Buchanan and Powell’s evolutionary account therefore suggests that the extreme pessimism of evoconservatives is not justified. But it also pinpoints that public justification is likely to proceed only under specific conditions, especially under favorable socioeconomic conditions. This is an important insight in the context of the current crisis of the institutions of liberal democracy.
[1] See for instance F. A. Hayek, Law, Legislation and Liberty, Volume 1: Rules and Order (University of Chicago Press, 1978).
[2] Karl Popper, The Open Society and Its Enemies (London: Routledge, 2011[1944]).

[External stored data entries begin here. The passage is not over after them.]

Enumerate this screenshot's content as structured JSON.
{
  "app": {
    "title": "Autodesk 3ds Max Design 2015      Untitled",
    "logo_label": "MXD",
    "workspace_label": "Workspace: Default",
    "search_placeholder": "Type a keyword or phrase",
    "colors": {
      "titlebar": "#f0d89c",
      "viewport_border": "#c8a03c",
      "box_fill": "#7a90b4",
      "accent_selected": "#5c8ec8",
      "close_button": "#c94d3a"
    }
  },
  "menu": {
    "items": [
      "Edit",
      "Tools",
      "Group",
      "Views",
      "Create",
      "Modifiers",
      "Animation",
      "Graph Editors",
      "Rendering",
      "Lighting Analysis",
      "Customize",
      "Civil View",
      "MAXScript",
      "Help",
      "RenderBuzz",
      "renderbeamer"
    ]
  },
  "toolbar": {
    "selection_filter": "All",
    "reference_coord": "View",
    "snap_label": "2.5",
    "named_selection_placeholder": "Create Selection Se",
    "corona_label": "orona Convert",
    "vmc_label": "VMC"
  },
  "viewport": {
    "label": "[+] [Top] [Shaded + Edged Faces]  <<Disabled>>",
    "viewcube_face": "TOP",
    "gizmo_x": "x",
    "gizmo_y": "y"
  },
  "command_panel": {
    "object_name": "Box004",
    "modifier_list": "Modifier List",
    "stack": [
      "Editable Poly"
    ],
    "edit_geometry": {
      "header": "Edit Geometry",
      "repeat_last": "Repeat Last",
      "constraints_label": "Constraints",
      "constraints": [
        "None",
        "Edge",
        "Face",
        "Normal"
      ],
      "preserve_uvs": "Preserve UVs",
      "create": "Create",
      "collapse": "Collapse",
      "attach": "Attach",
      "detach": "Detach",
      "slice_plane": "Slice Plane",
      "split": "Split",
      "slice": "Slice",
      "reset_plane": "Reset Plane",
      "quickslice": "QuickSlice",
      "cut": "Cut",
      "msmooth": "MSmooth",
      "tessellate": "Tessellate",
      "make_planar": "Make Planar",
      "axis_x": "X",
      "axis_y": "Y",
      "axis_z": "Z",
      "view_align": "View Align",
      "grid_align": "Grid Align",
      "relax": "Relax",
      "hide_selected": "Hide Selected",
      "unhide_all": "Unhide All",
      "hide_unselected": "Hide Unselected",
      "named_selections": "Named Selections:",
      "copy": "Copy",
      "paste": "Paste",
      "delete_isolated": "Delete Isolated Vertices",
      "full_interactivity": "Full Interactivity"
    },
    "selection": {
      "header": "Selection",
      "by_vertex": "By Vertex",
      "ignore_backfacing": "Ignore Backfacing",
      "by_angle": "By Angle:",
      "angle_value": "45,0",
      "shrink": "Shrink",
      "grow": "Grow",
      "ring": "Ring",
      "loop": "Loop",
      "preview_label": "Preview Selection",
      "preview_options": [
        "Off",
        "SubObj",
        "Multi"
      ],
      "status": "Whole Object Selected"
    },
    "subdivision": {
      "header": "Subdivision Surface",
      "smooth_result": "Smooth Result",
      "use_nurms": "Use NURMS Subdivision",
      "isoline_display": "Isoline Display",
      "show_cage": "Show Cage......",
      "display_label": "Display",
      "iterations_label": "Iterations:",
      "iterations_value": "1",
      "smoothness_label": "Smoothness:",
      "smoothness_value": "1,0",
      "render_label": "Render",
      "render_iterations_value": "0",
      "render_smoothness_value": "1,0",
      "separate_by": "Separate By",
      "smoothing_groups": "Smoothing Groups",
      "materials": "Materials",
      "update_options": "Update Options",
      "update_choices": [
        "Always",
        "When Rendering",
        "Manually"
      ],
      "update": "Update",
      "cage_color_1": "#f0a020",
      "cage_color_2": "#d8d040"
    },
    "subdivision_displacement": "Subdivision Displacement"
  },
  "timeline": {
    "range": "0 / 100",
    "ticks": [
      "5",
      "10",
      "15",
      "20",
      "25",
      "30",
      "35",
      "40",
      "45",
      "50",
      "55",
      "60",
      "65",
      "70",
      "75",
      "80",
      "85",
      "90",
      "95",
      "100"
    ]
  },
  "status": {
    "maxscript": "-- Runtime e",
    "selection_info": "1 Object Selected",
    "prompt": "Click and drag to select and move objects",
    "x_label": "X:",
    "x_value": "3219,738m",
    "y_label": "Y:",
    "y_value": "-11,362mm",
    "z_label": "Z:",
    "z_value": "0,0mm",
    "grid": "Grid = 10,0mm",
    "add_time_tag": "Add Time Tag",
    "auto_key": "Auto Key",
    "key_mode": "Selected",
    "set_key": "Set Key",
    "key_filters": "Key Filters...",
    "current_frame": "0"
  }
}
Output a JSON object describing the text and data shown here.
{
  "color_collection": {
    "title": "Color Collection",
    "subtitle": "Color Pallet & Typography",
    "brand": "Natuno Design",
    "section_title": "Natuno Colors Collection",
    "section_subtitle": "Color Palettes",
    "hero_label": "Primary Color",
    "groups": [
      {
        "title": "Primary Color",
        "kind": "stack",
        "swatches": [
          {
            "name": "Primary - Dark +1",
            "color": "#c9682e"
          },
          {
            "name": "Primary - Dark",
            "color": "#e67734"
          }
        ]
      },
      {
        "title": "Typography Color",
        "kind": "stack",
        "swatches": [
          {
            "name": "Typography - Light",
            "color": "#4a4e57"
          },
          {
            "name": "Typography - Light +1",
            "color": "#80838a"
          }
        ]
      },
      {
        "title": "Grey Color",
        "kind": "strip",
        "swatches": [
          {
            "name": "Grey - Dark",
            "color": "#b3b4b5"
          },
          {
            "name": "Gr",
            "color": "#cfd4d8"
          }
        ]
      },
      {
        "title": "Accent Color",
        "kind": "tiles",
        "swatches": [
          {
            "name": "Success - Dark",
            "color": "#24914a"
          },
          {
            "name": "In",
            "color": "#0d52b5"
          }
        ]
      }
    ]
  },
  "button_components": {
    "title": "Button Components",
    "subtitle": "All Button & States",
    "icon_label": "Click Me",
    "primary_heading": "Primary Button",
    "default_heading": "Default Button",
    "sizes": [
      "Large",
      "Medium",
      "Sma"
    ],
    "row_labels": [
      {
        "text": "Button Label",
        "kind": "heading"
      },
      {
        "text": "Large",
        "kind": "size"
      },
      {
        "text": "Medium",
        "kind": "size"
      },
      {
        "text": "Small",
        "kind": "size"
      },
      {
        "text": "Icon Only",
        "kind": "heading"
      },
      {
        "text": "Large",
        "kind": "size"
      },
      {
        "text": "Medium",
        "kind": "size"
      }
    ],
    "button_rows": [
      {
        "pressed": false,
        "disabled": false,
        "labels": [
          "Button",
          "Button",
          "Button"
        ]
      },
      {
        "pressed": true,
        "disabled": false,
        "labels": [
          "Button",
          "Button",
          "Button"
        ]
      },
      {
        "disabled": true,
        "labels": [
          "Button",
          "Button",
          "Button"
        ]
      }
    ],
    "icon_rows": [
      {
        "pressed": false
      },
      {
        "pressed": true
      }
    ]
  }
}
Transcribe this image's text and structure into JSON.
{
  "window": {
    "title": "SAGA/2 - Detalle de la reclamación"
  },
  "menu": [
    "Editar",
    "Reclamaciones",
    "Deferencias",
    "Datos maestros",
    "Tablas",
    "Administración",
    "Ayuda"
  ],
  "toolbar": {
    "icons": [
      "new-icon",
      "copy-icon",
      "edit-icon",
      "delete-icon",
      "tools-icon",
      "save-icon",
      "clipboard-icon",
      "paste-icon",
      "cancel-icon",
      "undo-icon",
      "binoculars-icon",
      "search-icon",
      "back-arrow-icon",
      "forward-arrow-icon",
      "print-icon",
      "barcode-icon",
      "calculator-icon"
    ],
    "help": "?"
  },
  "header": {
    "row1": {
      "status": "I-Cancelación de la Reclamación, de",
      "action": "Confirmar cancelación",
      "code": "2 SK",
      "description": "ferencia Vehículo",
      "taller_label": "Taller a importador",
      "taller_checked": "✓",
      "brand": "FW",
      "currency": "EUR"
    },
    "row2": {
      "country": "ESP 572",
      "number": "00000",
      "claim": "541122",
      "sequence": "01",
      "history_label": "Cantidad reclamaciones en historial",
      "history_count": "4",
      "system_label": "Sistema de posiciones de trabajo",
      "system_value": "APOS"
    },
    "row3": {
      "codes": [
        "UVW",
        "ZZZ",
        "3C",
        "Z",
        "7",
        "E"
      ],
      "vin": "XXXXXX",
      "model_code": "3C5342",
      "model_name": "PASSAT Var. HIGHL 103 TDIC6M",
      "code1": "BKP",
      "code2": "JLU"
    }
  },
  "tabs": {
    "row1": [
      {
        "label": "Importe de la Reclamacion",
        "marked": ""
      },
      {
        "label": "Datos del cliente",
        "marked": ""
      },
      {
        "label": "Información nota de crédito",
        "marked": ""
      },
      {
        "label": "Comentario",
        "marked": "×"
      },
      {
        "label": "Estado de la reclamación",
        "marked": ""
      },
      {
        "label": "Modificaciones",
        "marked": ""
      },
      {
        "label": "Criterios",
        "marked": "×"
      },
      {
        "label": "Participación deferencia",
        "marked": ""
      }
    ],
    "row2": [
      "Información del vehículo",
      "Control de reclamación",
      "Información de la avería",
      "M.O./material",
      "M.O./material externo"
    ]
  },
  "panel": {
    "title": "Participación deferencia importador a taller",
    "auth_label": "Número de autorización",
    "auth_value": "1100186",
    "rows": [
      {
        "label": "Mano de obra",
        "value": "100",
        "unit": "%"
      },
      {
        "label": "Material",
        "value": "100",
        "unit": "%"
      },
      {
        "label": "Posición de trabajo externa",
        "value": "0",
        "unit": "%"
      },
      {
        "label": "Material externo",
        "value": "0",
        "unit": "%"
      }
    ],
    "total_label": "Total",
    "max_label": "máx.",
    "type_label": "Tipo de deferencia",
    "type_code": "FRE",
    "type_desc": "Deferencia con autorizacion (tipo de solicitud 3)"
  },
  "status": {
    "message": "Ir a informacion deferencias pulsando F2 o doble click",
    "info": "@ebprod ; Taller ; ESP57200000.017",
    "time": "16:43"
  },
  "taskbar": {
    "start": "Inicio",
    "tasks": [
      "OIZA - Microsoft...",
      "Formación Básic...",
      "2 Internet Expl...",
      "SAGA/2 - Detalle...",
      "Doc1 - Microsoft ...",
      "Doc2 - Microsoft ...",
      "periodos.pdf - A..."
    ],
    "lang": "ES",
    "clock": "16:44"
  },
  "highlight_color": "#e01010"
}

[3] I’m far from mastering the literature. My acquaintance with it is essentially tied to a few references, e.g., Robert Boyd and Peter J. Richerson, Culture and the Evolutionary Process (University of Chicago Press, 1988).; Peter J. Richerson and Robert Boyd, Not By Genes Alone: How Culture Transformed Human Evolution (University of Chicago Press, 2004).; Samuel Bowles and Herbert Gintis, A Cooperative Species: Human Reciprocity and Its Evolution (Princeton University Press, 2011).; Richard Joyce, The Evolution of Morality (MIT Press, 2006).
[4] Allen E. Buchanan and Russell Powell, The Evolution of Moral Progress: A Biocultural Theory (Oxford University Press, 2018).
[5] Though to be ready to accept one’s reasons as part of the public justificatory endeavor even if I disagree with them is, in some sense, a form of inclusivist morality.